Put 50 fine bunches of grapes in crape bags to secure them from wasps.
Much barley abroad, most of it standing: what is cut lies in a sad way. Hop-picking becomes interrupted: hops become brown.
Wasps somewhat abated. The day & night insects occupy the annuals alternatelly: the papilios, muscae, & apes are succeeded at the close of the day by phalanae, earwigs, woodlice, etc. My tallest beech measures in girth at least three feet from the ground six feet & four inches. It grows at the S.E. end of Sparrow’s hanger, & appears to be upwards of 70 feet high.
Wasps abound, & mangle the graps: we have, I should think, destroyed 50000.
In the dusk of the evening when beetles begin to buz, partridges begin to call; these two circumstances are exactly coincident.
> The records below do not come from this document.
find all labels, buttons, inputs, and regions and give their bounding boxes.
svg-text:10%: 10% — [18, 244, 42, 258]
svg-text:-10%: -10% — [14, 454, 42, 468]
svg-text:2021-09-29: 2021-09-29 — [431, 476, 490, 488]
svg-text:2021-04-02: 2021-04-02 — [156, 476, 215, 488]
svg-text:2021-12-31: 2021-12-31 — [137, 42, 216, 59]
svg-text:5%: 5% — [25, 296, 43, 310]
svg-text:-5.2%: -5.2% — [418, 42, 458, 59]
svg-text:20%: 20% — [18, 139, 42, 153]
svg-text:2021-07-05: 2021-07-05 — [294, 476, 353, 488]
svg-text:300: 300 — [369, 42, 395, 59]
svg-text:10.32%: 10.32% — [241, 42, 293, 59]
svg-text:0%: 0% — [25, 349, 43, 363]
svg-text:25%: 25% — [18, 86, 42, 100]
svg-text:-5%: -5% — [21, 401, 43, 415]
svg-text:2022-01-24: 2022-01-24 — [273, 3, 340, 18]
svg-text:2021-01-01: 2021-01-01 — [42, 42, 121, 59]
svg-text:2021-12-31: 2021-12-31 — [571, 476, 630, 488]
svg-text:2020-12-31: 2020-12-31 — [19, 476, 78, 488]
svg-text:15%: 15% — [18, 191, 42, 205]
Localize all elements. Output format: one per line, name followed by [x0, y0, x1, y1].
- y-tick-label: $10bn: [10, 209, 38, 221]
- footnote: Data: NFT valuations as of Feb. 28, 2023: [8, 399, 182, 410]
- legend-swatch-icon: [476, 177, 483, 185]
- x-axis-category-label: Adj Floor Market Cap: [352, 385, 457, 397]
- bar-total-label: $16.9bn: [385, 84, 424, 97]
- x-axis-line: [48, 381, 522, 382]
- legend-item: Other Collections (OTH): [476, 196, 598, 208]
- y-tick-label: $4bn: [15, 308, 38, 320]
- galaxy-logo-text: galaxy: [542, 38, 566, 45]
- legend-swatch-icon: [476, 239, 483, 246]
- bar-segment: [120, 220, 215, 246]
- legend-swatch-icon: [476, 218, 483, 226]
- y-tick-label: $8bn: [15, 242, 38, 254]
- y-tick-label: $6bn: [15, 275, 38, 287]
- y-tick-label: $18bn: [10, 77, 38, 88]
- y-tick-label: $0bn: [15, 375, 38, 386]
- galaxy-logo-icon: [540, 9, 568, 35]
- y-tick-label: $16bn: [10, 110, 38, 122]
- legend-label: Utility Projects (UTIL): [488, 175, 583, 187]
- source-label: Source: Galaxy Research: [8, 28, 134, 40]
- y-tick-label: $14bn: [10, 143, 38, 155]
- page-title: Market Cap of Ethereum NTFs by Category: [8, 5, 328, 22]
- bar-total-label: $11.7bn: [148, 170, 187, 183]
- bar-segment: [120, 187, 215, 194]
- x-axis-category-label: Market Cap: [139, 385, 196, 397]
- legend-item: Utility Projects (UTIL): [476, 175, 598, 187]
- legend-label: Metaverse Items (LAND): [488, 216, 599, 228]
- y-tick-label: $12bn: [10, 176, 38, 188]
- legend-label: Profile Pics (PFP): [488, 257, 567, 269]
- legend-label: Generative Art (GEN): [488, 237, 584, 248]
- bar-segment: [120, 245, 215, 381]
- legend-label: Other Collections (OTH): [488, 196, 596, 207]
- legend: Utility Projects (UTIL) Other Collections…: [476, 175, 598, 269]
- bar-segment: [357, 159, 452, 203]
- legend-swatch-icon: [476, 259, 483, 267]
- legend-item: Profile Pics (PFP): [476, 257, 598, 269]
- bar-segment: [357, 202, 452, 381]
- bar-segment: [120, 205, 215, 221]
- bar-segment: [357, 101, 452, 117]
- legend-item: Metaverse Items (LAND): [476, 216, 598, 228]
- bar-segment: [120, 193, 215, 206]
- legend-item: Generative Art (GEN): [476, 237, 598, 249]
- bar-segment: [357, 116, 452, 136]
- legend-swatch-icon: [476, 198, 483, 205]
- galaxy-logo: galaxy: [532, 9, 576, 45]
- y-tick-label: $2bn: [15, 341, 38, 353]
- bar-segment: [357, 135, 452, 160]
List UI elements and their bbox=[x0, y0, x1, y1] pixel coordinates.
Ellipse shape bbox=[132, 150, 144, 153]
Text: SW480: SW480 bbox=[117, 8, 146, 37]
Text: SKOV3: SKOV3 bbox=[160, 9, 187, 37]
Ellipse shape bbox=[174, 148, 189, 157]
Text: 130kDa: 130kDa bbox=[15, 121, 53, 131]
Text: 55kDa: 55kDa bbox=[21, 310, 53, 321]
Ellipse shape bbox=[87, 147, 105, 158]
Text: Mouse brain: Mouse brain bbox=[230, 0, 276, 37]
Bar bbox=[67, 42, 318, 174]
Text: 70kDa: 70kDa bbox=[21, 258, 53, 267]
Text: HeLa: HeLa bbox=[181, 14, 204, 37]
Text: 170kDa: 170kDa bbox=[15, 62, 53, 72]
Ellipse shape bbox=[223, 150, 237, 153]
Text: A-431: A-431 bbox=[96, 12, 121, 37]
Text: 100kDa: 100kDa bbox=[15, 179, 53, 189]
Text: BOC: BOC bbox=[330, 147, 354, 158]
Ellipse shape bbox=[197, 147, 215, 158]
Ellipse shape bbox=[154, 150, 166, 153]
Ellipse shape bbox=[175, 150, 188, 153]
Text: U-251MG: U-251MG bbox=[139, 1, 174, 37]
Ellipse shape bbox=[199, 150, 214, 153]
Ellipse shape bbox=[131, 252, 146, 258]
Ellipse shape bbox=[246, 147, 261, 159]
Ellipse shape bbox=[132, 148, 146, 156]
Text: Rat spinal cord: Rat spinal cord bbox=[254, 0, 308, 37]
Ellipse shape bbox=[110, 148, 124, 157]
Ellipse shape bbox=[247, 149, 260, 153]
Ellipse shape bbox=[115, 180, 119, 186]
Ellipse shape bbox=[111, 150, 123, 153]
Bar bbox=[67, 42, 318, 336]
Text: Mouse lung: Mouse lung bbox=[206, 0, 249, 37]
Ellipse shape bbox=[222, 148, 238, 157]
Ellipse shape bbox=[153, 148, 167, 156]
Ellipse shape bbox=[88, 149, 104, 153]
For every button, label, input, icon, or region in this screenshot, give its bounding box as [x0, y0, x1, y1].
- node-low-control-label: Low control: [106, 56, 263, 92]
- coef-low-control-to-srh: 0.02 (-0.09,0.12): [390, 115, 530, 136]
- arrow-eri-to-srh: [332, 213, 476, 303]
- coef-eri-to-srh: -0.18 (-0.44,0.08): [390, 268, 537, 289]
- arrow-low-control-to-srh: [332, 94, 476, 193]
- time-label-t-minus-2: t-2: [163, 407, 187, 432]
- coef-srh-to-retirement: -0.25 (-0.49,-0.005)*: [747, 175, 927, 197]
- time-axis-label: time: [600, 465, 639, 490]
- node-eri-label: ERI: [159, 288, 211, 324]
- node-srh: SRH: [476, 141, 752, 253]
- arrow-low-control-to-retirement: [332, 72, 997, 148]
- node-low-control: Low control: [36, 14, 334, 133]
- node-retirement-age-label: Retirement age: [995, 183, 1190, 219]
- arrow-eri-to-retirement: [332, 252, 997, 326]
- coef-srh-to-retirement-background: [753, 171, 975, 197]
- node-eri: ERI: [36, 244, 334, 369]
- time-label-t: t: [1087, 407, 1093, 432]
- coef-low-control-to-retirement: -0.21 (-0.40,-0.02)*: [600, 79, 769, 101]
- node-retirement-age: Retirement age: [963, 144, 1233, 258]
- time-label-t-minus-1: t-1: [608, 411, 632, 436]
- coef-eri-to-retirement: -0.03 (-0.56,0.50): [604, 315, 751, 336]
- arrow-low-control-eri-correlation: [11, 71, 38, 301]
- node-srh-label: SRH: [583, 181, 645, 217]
Wasps abound not only in neighbourhoods, but in lone fields, & woods; how satisfied there?
Grey, spitting, bright & sultry, distant lightening. Wasps swarm.
Linnets congregate. Wasps swarm about the Grapes, tho’ so many nests have been destroyed.
Great rain. Hops sadly washed. Destroyed the 26th wasps-nest, a vast colony.
Gathered first grapes: they look well; & are large; but not highly flavoured yet. Sad hop-picking: a large crop in this district. Barley in the suds.